Wollte sich der Tatverdächtige womöglich gar nicht retten lassen? Sein Verhalten lässt jedenfalls Spekulationen zu. Heinz Jordan, Anwohner und Zeuge, fand den Syrer am Brandabend im Obergeschoss (HNA berichtete). „Er hat am Boden gelegen. Er war fast bewusstlos“, sagte Jordan gegenüber der HNA. Jordan zog den Mann ins Treppenhaus, auf einem Absatz habe sich der Syrer dann „wie eine Krake am Geländer festgeklammert“ und nach ihm geschlagen. Nur mit der Hilfe eines Polizisten und einer Streifenbeamtin schaffte es Jordan, den 28-Jährigen aus dem brennenden Haus zu retten. Polizeisprecher Torsten Werner bestätigte die Darstellung von Heinz Jordan.

Behörden schweigen

Zu der Selbstmord-These wollte sich die Polizei gestern nicht äußern. Polizeisprecher Werner verwies im Helsaer Brandfall auf die Staatsanwaltschaft Kassel. „Dazu sage ich nichts“, so die Reaktion von Oberstaatsanwalt Wied.

Derzeit unbewohnbar: Im roten Gebäudeteil der Doppelhaushälfte war im Obergeschoss das Feuer ausgebrochen.

Neben schwerer Brandstiftung wird gegen den 28-Jährigen auch wegen versuchter Tötung ermittelt. Nach bisherigen Erkenntnissen soll der Syrer vor dem Brand zwei Somalier im Alter von 21 und 27 Jahren mit einem Küchenmesser angegriffen und verletzt haben. „Inzwischen hat der Tatverdächtige eine Aussage gemacht“, sagte Wied.

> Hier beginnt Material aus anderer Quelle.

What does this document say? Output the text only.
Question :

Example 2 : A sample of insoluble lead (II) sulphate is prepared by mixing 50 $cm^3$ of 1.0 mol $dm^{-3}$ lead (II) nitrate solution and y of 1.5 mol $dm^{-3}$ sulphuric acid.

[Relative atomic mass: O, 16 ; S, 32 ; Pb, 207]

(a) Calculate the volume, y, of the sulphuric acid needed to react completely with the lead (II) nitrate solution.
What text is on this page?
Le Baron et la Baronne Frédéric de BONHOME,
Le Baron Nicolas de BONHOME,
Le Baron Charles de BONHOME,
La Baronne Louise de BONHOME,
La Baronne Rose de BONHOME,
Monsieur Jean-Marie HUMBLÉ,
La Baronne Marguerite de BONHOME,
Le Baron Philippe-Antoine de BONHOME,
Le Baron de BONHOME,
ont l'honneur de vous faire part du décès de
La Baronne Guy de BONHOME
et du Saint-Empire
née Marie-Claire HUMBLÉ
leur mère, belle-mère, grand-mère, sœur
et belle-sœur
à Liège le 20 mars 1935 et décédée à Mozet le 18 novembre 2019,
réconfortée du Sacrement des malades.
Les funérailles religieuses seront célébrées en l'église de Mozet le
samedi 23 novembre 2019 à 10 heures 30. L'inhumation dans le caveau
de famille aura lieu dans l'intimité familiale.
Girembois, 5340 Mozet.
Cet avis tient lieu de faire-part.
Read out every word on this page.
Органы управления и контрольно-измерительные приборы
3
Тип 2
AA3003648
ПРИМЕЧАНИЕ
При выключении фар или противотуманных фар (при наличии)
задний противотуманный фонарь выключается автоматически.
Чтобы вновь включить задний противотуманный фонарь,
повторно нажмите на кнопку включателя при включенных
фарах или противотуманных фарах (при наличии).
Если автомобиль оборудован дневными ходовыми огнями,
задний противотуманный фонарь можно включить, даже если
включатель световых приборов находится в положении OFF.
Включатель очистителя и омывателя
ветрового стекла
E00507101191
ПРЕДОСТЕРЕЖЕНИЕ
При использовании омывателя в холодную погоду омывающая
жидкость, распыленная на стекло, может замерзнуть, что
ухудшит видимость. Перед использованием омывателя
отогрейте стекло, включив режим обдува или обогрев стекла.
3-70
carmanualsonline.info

Aus ermittlungstaktischen Gründen machte er keine weiteren Angaben zu dem Fall. Somit bleiben das Motiv des Täters, die Brandursache und die genaue Schadenshöhe weiterhin unklar.

Vermutung über Brandherd

Bei einer Begehung des Brandortes mit einem HNA-Mitarbeiter am Montag sagte der Leiter der Helsaer Unterkunft, Klaus Arthur Zeh: „Ich vermute, dass das Feuer in diesem Zimmer in einem der Betten ausgebrochen ist. Vielleicht wurde eine der Matratzen angezündet.“ Auch zu diesen Vermutungen wollte die Staatsanwaltschaft Kassel gestern keine Stellung beziehen. „Die Ermittlungen dauern an“, sagte Oberstaatsanwalt Wied.